The Rancho Santa Fe School Board approved the district’s Master Plan at its Dec. 10 meeting. Superintendent Lindy Delaney said the plan includes both the history of where the district has been and what its goals and needs are for the future.

The approved master plan includes information on demographic trends, curriculum, safety and security, design requirements, classroom spaces and program requirements, and potential improvements and add-ons to the campus.

Funding is not addressed in the plan.

The plan details what the district would like to do if they are able to acquire adjacent properties and expand the school site, as well as options for a modernized or new gym building.

As Delaney said, the school currently has seven net usable acres and the goal would be to increase by four acres and give the district the opportunity for playing space and fields.

Delaney said with the plan, they tried to think of all the potential needs for the future.

The district has been in its renovated campus for six years and program needs have already changed. In particular, the robotics program is booming, Delaney said.

Currently the robotics lab is shared with the advanced physical science classroom and the space is very crowded. The robotics lab has also displaced a Spanish classroom, now being accommodated in a space intended for literacy support and other pull-out activities.

The plan master recommends expanding the advanced physical science classroom to provide space for robotics.

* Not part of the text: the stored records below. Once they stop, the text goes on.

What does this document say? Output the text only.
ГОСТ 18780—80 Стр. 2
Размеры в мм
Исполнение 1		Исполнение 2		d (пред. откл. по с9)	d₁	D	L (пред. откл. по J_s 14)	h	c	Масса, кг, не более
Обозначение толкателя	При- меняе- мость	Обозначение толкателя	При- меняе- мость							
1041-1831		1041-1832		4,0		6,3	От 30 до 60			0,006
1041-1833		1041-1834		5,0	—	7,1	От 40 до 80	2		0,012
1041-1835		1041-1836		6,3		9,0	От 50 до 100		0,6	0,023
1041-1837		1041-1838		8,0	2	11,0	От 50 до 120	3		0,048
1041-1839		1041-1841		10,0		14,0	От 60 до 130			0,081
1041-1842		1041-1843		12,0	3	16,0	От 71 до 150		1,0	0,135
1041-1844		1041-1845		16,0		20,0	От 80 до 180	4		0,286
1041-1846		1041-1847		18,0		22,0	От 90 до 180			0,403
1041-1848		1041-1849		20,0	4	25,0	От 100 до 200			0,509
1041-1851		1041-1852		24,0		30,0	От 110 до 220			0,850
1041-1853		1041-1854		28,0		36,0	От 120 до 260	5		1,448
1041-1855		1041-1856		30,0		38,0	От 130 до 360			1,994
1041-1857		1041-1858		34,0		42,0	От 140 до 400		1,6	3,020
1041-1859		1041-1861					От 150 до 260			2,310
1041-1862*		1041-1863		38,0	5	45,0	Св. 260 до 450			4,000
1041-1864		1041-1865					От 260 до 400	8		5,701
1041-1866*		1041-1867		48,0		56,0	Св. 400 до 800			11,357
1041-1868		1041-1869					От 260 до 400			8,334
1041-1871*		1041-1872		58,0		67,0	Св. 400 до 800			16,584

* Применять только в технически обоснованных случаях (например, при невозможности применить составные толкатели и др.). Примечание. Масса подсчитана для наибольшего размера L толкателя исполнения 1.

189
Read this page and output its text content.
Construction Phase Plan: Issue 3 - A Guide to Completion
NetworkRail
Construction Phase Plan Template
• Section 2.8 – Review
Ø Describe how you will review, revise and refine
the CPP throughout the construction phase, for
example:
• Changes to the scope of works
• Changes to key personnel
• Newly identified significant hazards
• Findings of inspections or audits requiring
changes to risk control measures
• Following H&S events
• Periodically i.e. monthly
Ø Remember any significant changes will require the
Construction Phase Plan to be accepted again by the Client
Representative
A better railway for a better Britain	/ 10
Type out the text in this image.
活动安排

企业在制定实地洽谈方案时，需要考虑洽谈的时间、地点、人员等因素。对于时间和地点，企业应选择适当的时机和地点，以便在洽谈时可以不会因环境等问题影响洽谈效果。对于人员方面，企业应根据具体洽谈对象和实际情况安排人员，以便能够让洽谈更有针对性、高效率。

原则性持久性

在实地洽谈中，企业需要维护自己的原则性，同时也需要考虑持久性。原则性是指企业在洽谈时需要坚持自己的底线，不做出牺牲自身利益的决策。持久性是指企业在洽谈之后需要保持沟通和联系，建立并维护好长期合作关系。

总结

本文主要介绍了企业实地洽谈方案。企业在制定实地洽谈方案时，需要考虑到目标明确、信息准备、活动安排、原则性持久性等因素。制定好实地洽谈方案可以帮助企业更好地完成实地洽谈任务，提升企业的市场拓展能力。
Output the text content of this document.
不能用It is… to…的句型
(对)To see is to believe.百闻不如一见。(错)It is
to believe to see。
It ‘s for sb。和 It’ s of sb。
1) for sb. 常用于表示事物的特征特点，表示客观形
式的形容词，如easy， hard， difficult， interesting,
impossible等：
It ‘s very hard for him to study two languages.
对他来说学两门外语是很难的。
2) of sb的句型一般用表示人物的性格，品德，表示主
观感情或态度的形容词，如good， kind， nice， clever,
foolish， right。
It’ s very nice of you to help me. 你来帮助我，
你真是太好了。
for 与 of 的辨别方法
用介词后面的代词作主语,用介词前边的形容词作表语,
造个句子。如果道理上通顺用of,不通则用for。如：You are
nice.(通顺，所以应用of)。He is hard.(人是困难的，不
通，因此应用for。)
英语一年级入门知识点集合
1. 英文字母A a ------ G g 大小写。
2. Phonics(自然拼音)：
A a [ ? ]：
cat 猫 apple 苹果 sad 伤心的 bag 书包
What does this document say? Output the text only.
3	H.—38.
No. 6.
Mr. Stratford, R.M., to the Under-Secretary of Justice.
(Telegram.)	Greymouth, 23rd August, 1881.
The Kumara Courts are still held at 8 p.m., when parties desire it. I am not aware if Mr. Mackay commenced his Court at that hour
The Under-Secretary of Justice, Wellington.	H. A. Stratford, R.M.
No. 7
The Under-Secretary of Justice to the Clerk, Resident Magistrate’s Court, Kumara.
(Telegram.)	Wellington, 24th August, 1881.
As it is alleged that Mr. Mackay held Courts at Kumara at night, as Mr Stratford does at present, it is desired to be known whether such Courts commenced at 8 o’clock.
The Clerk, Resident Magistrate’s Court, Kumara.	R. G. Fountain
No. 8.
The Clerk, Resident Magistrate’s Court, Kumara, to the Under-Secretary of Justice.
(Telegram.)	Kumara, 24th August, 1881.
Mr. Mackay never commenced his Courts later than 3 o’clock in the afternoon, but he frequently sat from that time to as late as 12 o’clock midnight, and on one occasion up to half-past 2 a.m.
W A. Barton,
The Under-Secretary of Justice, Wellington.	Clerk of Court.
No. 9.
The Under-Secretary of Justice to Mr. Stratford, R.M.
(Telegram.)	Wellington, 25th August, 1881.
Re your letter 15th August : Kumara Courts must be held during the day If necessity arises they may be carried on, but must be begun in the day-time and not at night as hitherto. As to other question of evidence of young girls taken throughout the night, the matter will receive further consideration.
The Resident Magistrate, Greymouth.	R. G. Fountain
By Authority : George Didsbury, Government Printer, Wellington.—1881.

The move also frees up a classroom for middle school Spanish.

“When you have five or six robotics teams, you do need a lot more space,” Delaney said. “I feel like the program is going to be a cornerstone program for the district going forward so the need for extra space is really there.”

With the acquisition of future properties along El Fuego, the plan details the district’s desires to potentially expand parking, add kindergarten through fourth grade fields and hard court play areas and purchase the remainder of El Fuego and extend it to Mimosa.

The plan also includes the facilities needs assessment on the expansion of the gym with four alternatives: modernize the existing gym with additions, a new two-court gym, a three -court gym and a three-court gym and hardcourt.

As the plan states, the current gym is undersized for physical education activities and the dance and wrestling room need their own spaces — dance is currently taught in a teacher training room and wrestling occurs at the community center.

In the past the board has discussed going out for a bond to build a new gym facility. The gym has repair needs right now and at the Dec. 10 meeting, the board approved beginning the process of going out to bid on repairs to the gym roof.

Delaney said the repairs need to made to the building’s eaves as the beams have rotted out and there are safety concerns. She said roof repair costs have been estimated at $30,00 to $75,000 but she would like to do the bare minimum as they might be looking at a new gym soon.

In 2014, the district conducted a survey weighing residents’ opinions on the district going out for a bond on two new gym options. A $19.2 million two-court facility received 29.7 percent support and a $23.5 million three-court facility received 16.9 percent of the vote.

Board member Todd Buchner said he would like to see an assessment of additional repair work the gym might need in the next three to four years as well as some smaller alternatives for a new gym at the January board meeting.

RSF School Board President Tyler Seltzer also requested that they add an elevator in the two-story building to the master plan. He said he saw the need for the elevator during the recent Grandparent’s Day celebrations in November.

Delaney said the district does meet accessibility requirements with ramping for the building but the ramp is long and “substantial” — school staff is prepared to transport people on Grandparents’ Day and other events but Seltzer said it would be nice to have an easier access.

Debra Vaughn-Cleff of Webb Cleff Architecture and Engineering said the elevator was considered cost-prohibitive when the new campus was being built. Vaughn-Cleff estimated the elevator itself would run $200,000 and would likely need to be housed in a tower, an estimated project cost of $400,000 to $500,000.

Delaney said if and when they look at gym facilities, they could consider adding an elevator at that time.